Rubber squealed as I drove too fast through my neighborhood, and then moments later, back out, flying around corners in Windsor Farms. I wondered what had happened in Maryland during the night as I worried about Lucy, for whom every event was an adventure. She wanted to use guns and go on foot pursuit, fly helicopters and planes. I feared such a spirit would be crushed in its prime, because I knew too much about life and how it ended. I wondered if deadoc had been caught, but believed if he had, I would have been told.

I had never needed a bondsman in my life, and this one, Vince Peeler, worked out of a shoe repair shop on Broad Street, along a strip of abandoned stores with nothing in their windows but graffiti and dust. He was a short, slight man with waxed black hair and a leather apron. Seated at an industrial-sized Singer sewing machine, he was stitching a new sole on a shoe. As I shut the door he gave me the piercing look of one accustomed to recognizing trouble.

‘You Dr Scarpetta?’ he asked as he sewed.

‘Yes.’

I got out my checkbook and a pen, not feeling the least bit friendly as I wondered how many violent people this man had helped back out on the streets.

‘That will be five hundred and thirty dollars,’ he said. ‘If you want to use a credit card, add three percent.’

He got up and came to his scarred counter piled with shoes and tins of Kiwi paste. I could feel his eyes crawling over me.

‘Funny, I thought you’d be a lot older,’ he considered. ‘You know, you read about people in the news and sometimes get flat-out wrong impressions.’

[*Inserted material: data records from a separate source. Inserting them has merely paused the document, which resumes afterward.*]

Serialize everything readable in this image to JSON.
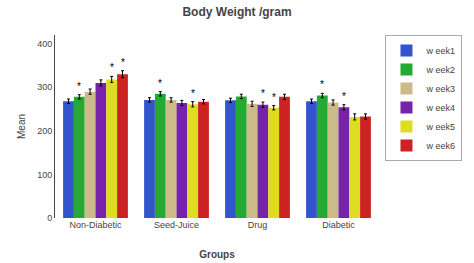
{
  "chart_data": {
    "type": "bar",
    "title": "Body Weight /gram",
    "xlabel": "Groups",
    "ylabel": "Mean",
    "categories": [
      "Non-Diabetic",
      "Seed-Juice",
      "Drug",
      "Diabetic"
    ],
    "series": [
      {
        "name": "w eek1",
        "color": "#3355cc",
        "values": [
          268,
          271,
          270,
          268
        ],
        "errors": [
          5,
          5,
          5,
          5
        ]
      },
      {
        "name": "w eek2",
        "color": "#22aa33",
        "values": [
          278,
          285,
          279,
          281
        ],
        "errors": [
          5,
          5,
          5,
          5
        ]
      },
      {
        "name": "w eek3",
        "color": "#ccbb88",
        "values": [
          290,
          271,
          262,
          265
        ],
        "errors": [
          6,
          5,
          6,
          6
        ]
      },
      {
        "name": "w eek4",
        "color": "#7722aa",
        "values": [
          310,
          264,
          260,
          254
        ],
        "errors": [
          7,
          6,
          6,
          6
        ]
      },
      {
        "name": "w eek5",
        "color": "#dddd22",
        "values": [
          318,
          261,
          253,
          232
        ],
        "errors": [
          7,
          6,
          5,
          7
        ]
      },
      {
        "name": "w eek6",
        "color": "#cc2222",
        "values": [
          330,
          267,
          278,
          233
        ],
        "errors": [
          8,
          5,
          6,
          6
        ]
      }
    ],
    "annotations": [
      {
        "category": "Non-Diabetic",
        "series": "w eek2",
        "text": "*"
      },
      {
        "category": "Non-Diabetic",
        "series": "w eek5",
        "text": "*"
      },
      {
        "category": "Non-Diabetic",
        "series": "w eek6",
        "text": "*"
      },
      {
        "category": "Seed-Juice",
        "series": "w eek2",
        "text": "*"
      },
      {
        "category": "Seed-Juice",
        "series": "w eek5",
        "text": "*"
      },
      {
        "category": "Drug",
        "series": "w eek4",
        "text": "*"
      },
      {
        "category": "Drug",
        "series": "w eek5",
        "text": "*"
      },
      {
        "category": "Diabetic",
        "series": "w eek2",
        "text": "*"
      },
      {
        "category": "Diabetic",
        "series": "w eek4",
        "text": "*"
      }
    ],
    "ylim": [
      0,
      420
    ],
    "yticks": [
      0,
      100,
      200,
      300,
      400
    ],
    "grid": false,
    "legend": "upper right"
  }
}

‘He’ll be freed today.’ It was an order as I tore out the check and handed it to him.

‘Oh, sure.’ His eyes darted and he looked at his watch.

‘When?’

‘When?’ he echoed rhetorically.

‘Yes,’ I said. ‘When will he be freed?’

He snapped his fingers. ‘Like that.’

‘Good,’ I said as I blew my nose. ‘I’m going to be watching for him to be freed like that.’ I snapped my fingers, too. ‘And if he isn’t? Guess what? I’m also a lawyer and in a really, really shitty mood. And I’ll come after you. Okay?’

He smiled at me and swallowed.

‘What kind of lawyer?’ he asked.

‘The kind you don’t want to know,’ I said as I went out the door.

I got to the office maybe fifteen minutes later, and my pager vibrated and the phone rang as I sat behind my desk. Before I could do anything, Rose suddenly appeared and looked unusually stressed.

‘Everybody’s looking for you,’ she said.

‘They always are.’ I frowned at the number on my pager’s display. ‘Now who the hell is that?’